Charly Ummel ist als ältestes der zwei Kinder von Jeanne und Charles Ummel-Geiser in den schwierigen Nachkriegsjahren aufgewachsen. Nach Schulabschluss besuchte er die Handelsschule, die er mit einer Berufsmaturität abschloss. Beruflich arbeitete Ummel zuerst bei einer Bank, dann als Buchhalter in einer Kleiderfabrik und schließlich im Verband der schweizerischen Uhrenindustrie.

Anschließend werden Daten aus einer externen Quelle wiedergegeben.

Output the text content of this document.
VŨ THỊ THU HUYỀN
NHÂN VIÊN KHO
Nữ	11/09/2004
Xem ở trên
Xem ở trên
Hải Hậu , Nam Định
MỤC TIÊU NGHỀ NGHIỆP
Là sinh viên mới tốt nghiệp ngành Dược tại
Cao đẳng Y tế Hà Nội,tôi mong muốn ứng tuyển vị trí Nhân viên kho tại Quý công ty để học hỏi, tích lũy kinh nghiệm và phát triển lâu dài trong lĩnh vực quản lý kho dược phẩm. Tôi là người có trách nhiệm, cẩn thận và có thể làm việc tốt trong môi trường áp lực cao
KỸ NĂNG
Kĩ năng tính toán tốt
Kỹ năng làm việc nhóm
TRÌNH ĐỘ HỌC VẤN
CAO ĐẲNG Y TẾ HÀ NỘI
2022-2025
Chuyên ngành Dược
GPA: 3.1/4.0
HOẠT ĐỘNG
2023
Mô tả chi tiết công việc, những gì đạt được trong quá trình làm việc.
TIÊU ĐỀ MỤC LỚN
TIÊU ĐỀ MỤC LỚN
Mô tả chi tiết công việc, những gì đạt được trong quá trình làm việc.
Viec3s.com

Am 25. März 1961 heiratete er Claire-Lise Vuilleumier. Der Ehe entstammen zwei Kinder. Ummels Eltern waren aktive Mitglieder der Mennonitengemeinde Les Bulles bei La Chaux-de-Fonds und erzogen ihre Kinder im christlichen Glauben. Ummel blieb der Gemeinde, in der er aufgewachsen war, sein Leben lang treu. Als noch sehr junger Mann wurde er 1960 vom damaligen Ältesten Louis Geiser in den Predigtdienst berufen. Dieses Amt trat er, wie es damals in den Schweizer Gemeinden üblich war, zuerst als Probeprediger an. Um der Gemeinde besser dienen zu können, zog er mit seiner Familie von Biel nach Le Locle in den Neuenburger Jura. Ummel fand in dieser Stadt eine Stelle bei einer Treuhandgesellschaft, wo er als vielseitiger und vertrauensvoller Mitarbeiter sehr geschätzt war. Dank seiner Ausgewogenheit und seines umgänglichen Charakters beauftragte ihn sein Arbeitgeber gerne mit den heikelsten und schwierigsten Geschäftsangelegenheiten.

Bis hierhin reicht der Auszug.